Para Fernandes (2008), o governo Lula no seu primeiro mandato representou um momento de esperança para a concretização da reforma agrária. Contudo, como argumenta o autor, o governo atrelado fortemente com o agronegócio impediu a realização da reforma agrária popular:

A primeira gestão do governo Lula começou com uma grande esperança pela realização da reforma agrária. Os movimentos camponeses realizaram o maior número de ocupações de terras e de família da história da luta pela terra no Brasil. Ao contrário da segunda gestão do governo FHC, que criminalizou as ocupações, o governo Lula sempre dialogou com os movimentos camponeses. Esta tem sido uma característica marcante deste governo. Contudo, também criou uma nova política agrária que, paradoxalmente, fez avançar e refluir a luta pela terra e a reforma agrária.

Segundo Fernandes (2008) em 2003 foi elaborado o II Plano Nacional de Reforma Agrária. Entretanto, nesta época estava em alta a política de reforma agrária de mercado que viria a modificar a relação de acesso à terra (somente pela compra), evitando o conflito. Nas palavras do autor,

A eleição da primeira gestão do governo Lula (2003-2006) teve o apoio do MST. Havia a perspectiva de um governo ofensivo na implantação da reforma agrária, considerando que esta era uma promessa de Lula. Em 2003, membros do MST participaram, junto com um grupo de especialistas coordenado por Plínio de Arruda Sampaio, da elaboração do segundo Plano Nacional de Reforma Agrária (II PNRA) [...] Neste princípio do século XXI, a reforma agrária encontra como principal opositor o agronegócio, que defende o acesso à terra sob o seu controle, ou seja, “sem luta de classe e sem conflitos” (Bruno, 2008). A reforma agrária de mercado, em todas as denominações que esta política recebeu, representa uma forma de controle territorial por meio da comoditização [...], ou seja, a mercantilização da terra, retirando a reforma agrária do território da política e transferindo-a para o território da economia capitalista (RAMOS FILHO, 2008, p.77-78).

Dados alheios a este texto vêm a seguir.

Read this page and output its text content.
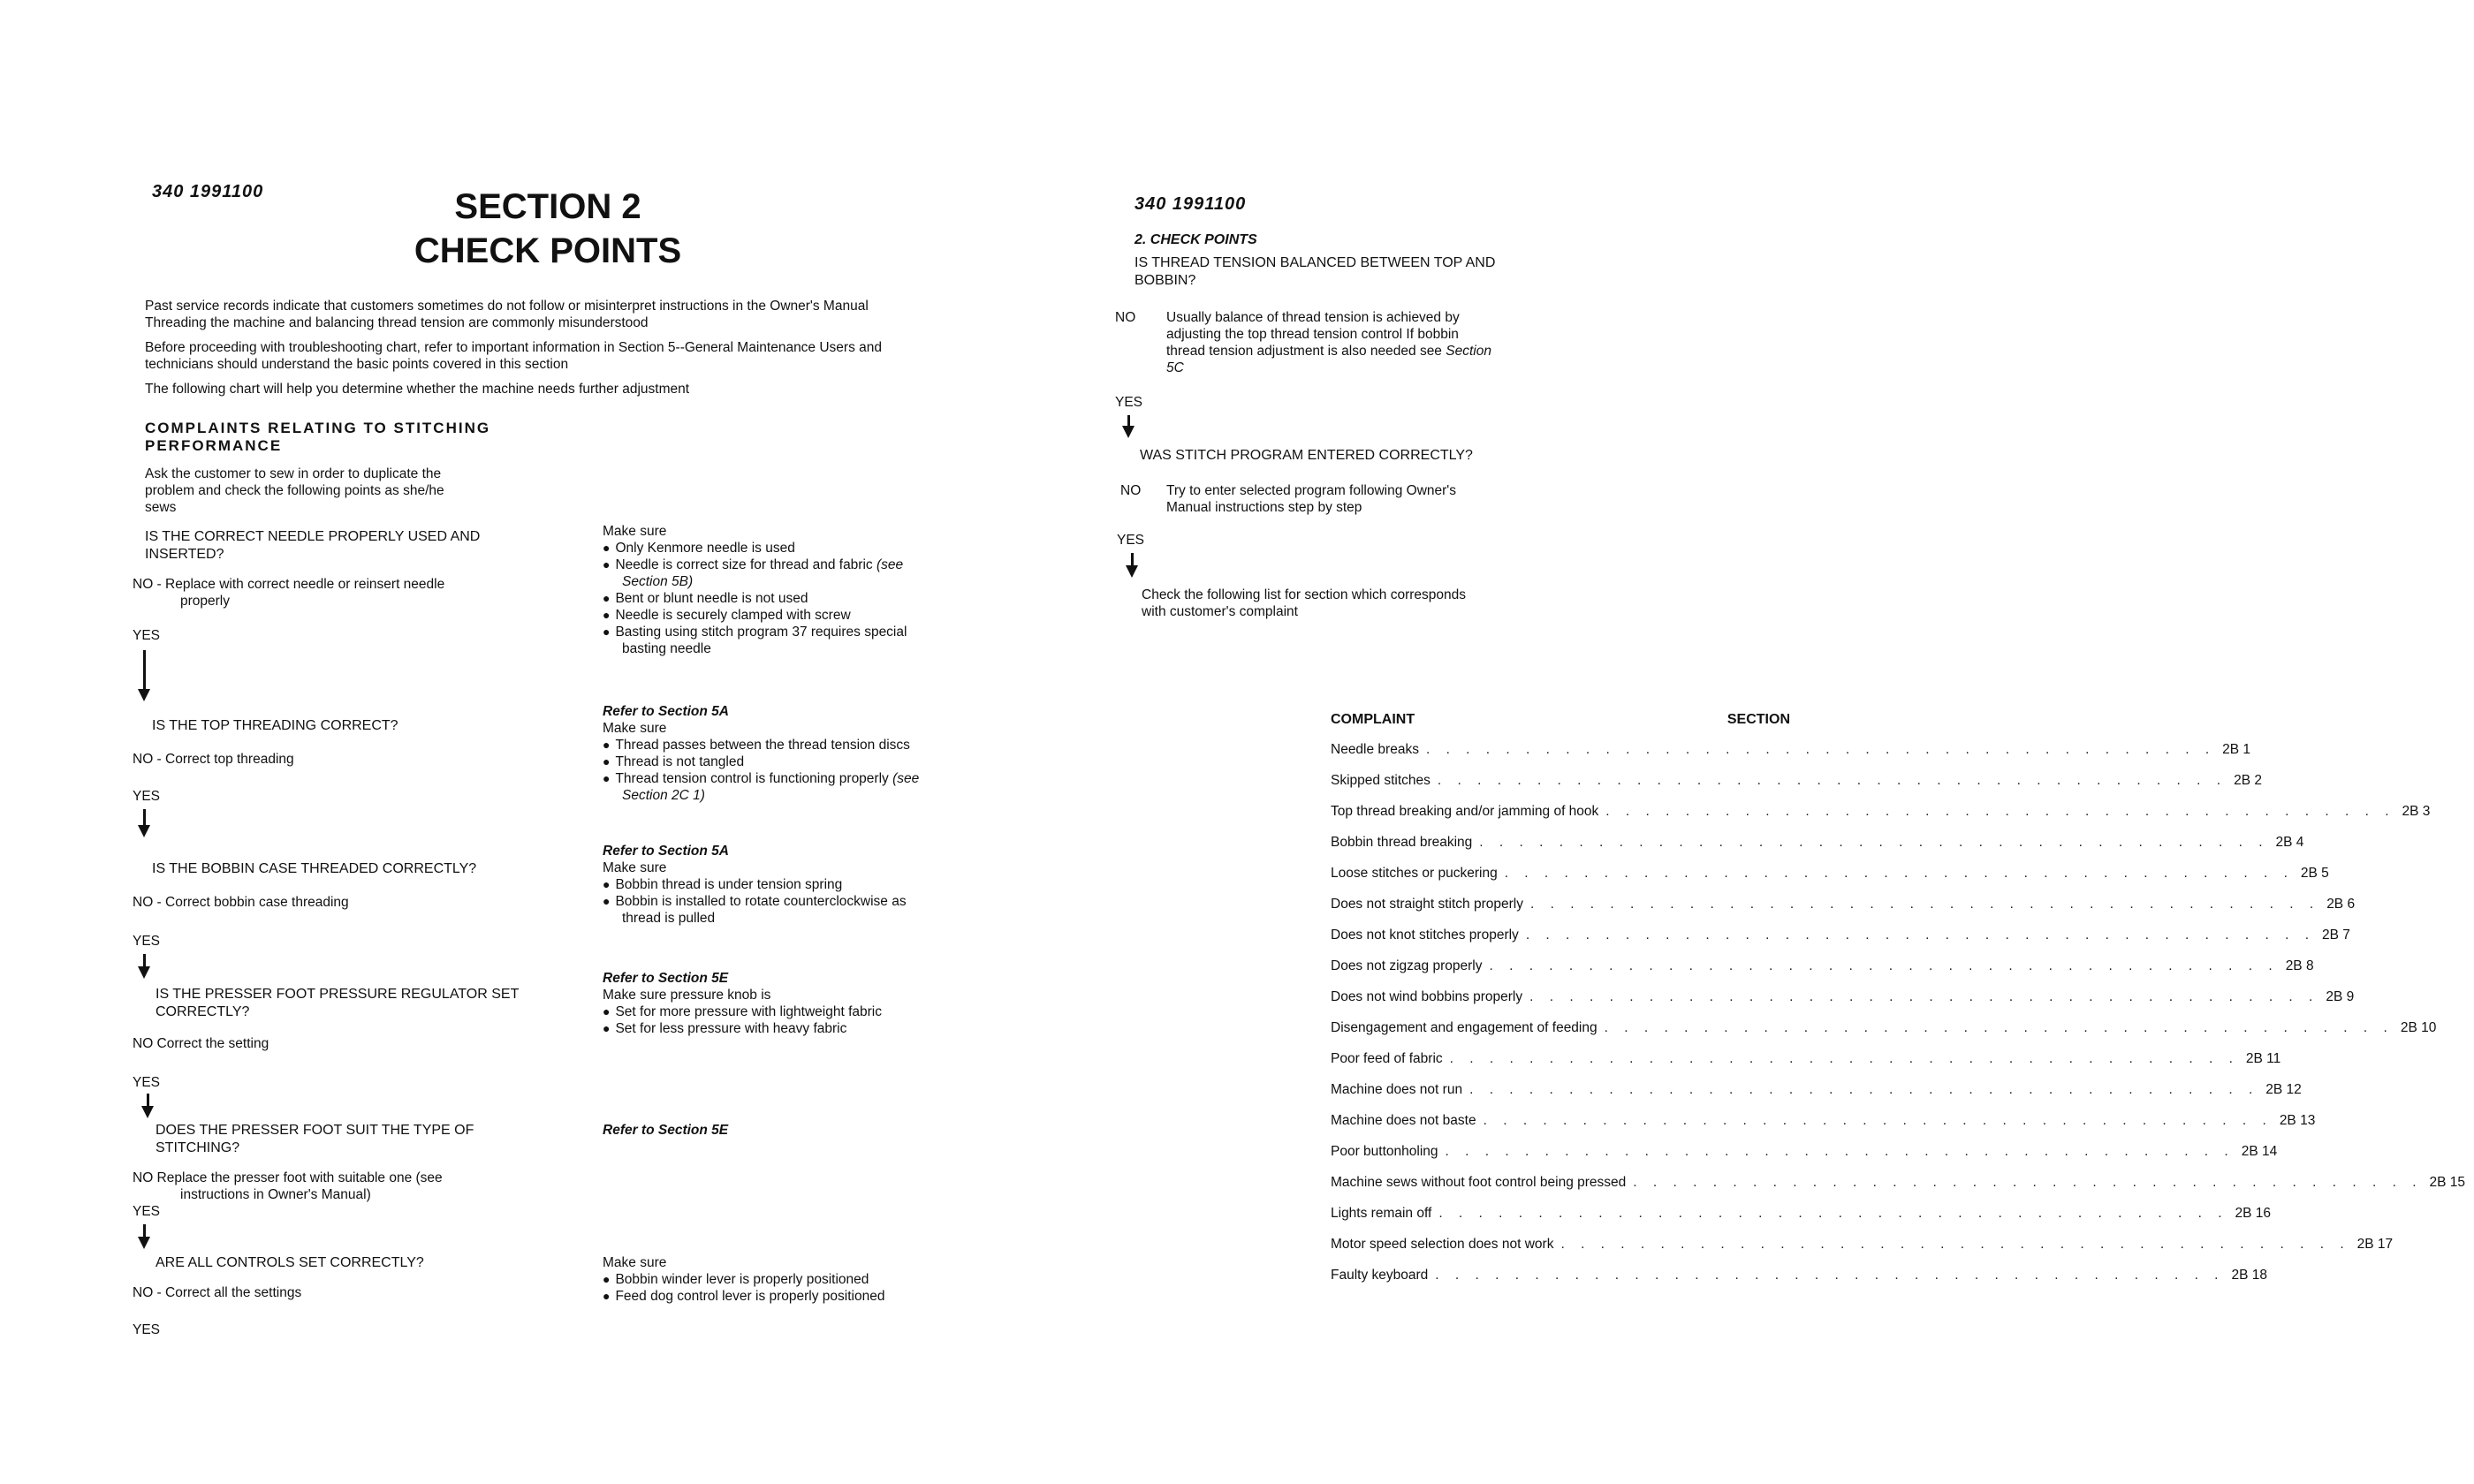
340 1991100	SECTION 2
CHECK POINTS
Past service records indicate that customers sometimes do not follow or misinterpret instructions in the Owner's Manual
Threading the machine and balancing thread tension are commonly misunderstood
Before proceeding with troubleshooting chart, refer to important information in Section 5--General Maintenance Users and
technicians should understand the basic points covered in this section
The following chart will help you determine whether the machine needs further adjustment
COMPLAINTS RELATING TO STITCHING
PERFORMANCE
Ask the customer to sew in order to duplicate the
problem and check the following points as she/he
sews
IS THE CORRECT NEEDLE PROPERLY USED AND
INSERTED?
NO - Replace with correct needle or reinsert needle
properly
YES
Make sure
● Only Kenmore needle is used
● Needle is correct size for thread and fabric (see
Section 5B)
● Bent or blunt needle is not used
● Needle is securely clamped with screw
● Basting using stitch program 37 requires special
basting needle
IS THE TOP THREADING CORRECT?
NO - Correct top threading
YES
Refer to Section 5A
Make sure
● Thread passes between the thread tension discs
● Thread is not tangled
● Thread tension control is functioning properly (see
Section 2C 1)
IS THE BOBBIN CASE THREADED CORRECTLY?
NO - Correct bobbin case threading
YES
Refer to Section 5A
Make sure
● Bobbin thread is under tension spring
● Bobbin is installed to rotate counterclockwise as
thread is pulled
IS THE PRESSER FOOT PRESSURE REGULATOR SET
CORRECTLY?
NO Correct the setting
YES
Refer to Section 5E
Make sure pressure knob is
● Set for more pressure with lightweight fabric
● Set for less pressure with heavy fabric
DOES THE PRESSER FOOT SUIT THE TYPE OF
STITCHING?
Refer to Section 5E
NO Replace the presser foot with suitable one (see
instructions in Owner's Manual)
YES
ARE ALL CONTROLS SET CORRECTLY?
NO - Correct all the settings
YES
Make sure
● Bobbin winder lever is properly positioned
● Feed dog control lever is properly positioned
340 1991100
2. CHECK POINTS
IS THREAD TENSION BALANCED BETWEEN TOP AND
BOBBIN?
NO Usually balance of thread tension is achieved by
adjusting the top thread tension control If bobbin
thread tension adjustment is also needed see Section
5C
YES
WAS STITCH PROGRAM ENTERED CORRECTLY?
NO Try to enter selected program following Owner's
Manual instructions step by step
YES
Check the following list for section which corresponds
with customer's complaint
COMPLAINT	SECTION
Needle breaks . . . . . . . . . . . . . . . . . . . . . . . . . . . . . . . . . . . . . . . . 2B 1
Skipped stitches . . . . . . . . . . . . . . . . . . . . . . . . . . . . . . . . . . . . . . . . 2B 2
Top thread breaking and/or jamming of hook . . . . . . . . . . . . . . . . . . . . . . . . . . . . . . . . . . . . . . . . 2B 3
Bobbin thread breaking . . . . . . . . . . . . . . . . . . . . . . . . . . . . . . . . . . . . . . . . 2B 4
Loose stitches or puckering . . . . . . . . . . . . . . . . . . . . . . . . . . . . . . . . . . . . . . . . 2B 5
Does not straight stitch properly . . . . . . . . . . . . . . . . . . . . . . . . . . . . . . . . . . . . . . . . 2B 6
Does not knot stitches properly . . . . . . . . . . . . . . . . . . . . . . . . . . . . . . . . . . . . . . . . 2B 7
Does not zigzag properly . . . . . . . . . . . . . . . . . . . . . . . . . . . . . . . . . . . . . . . . 2B 8
Does not wind bobbins properly . . . . . . . . . . . . . . . . . . . . . . . . . . . . . . . . . . . . . . . . 2B 9
Disengagement and engagement of feeding . . . . . . . . . . . . . . . . . . . . . . . . . . . . . . . . . . . . . . . . 2B 10
Poor feed of fabric . . . . . . . . . . . . . . . . . . . . . . . . . . . . . . . . . . . . . . . . 2B 11
Machine does not run . . . . . . . . . . . . . . . . . . . . . . . . . . . . . . . . . . . . . . . . 2B 12
Machine does not baste . . . . . . . . . . . . . . . . . . . . . . . . . . . . . . . . . . . . . . . . 2B 13
Poor buttonholing . . . . . . . . . . . . . . . . . . . . . . . . . . . . . . . . . . . . . . . . 2B 14
Machine sews without foot control being pressed . . . . . . . . . . . . . . . . . . . . . . . . . . . . . . . . . . . . . . . . 2B 15
Lights remain off . . . . . . . . . . . . . . . . . . . . . . . . . . . . . . . . . . . . . . . . 2B 16
Motor speed selection does not work . . . . . . . . . . . . . . . . . . . . . . . . . . . . . . . . . . . . . . . . 2B 17
Faulty keyboard . . . . . . . . . . . . . . . . . . . . . . . . . . . . . . . . . . . . . . . . 2B 18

Para Fernandes (2013), a reforma agrária dos dois mandatos do governo Lula, de 2003 a 2006 e de 2007 a 2010, atingiu apenas 37% do que o II PNRA previa para o primeiro mandato. Observa o autor que o governo também não combateu o problema da alta concentração fundiária e da subalternidade do campesinato. Ao contrário, o governo buscou integrar o campesinato o que fortalece a sua dependência na agricultura do modo capitalista de produção. Nas palavras do autor:

A proposta adotada foi o II Plano Nacional de Reforma Agrária (II PNRA): paz, produção e qualidade de vida no meio rural, elaborada pela equipe do ministro de Estado do Desenvolvimento Agrário, Miguel Soldatelli Rosseto. O II PNRA apresentava como meta assentar 400 mil famílias, financiar a aquisição de terras para 130 mil famílias e regularizar as terras de 500 mil famílias, no período de 2003 a 2006. No total, 1 milhão e 30 mil famílias conseguiriam suas terras, por meio da desapropriação da propriedade capitalista, da compra ou da regularização fundiária. Apesar de tímido, o II PNRA tentou seguir as metas da proposta elaborada pela equipe de Plínio de Arruda Sampaio, mas indicava que não enfrentaria o problema da concentração fundiária e da subalternidade do campesinato, pois priorizava a regularização e a “integração” do campesinato no capitalismo. Tanto o plano governamental quanto a proposta utilizaram como referências de demandantes de reforma agrária as famílias acampadas, a Pesquisa Nacional por Amostra de Domicílios (Pnad), o Censo Agropecuário, o Censo Demográfico e o Sistema Nacional de Informações de Projetos de Reforma Agrária (Sipra/Incra). As estimativas de ambos eram em torno de 5 milhões de famílias, indicando que uma política de reforma agrária não seria realizada somente por um governo. A reforma agrária de Lula, em seus dois mandatos, resultou em torno de 37% da meta do II PNRA para o primeiro mandato [...] (FERNANDES, 2013, p.195).

É neste cenário, com a não realização das políticas afirmadas nos Planos Nacionais de Reforma Agrária que as lutas sociais camponesas ainda resistem. Por um lado, o governo brasileiro apoia as políticas neoliberais e o agronegócio. Por outro lado, os movimentos camponeses continuam a lutar e articular ações para reivindicar seus direitos.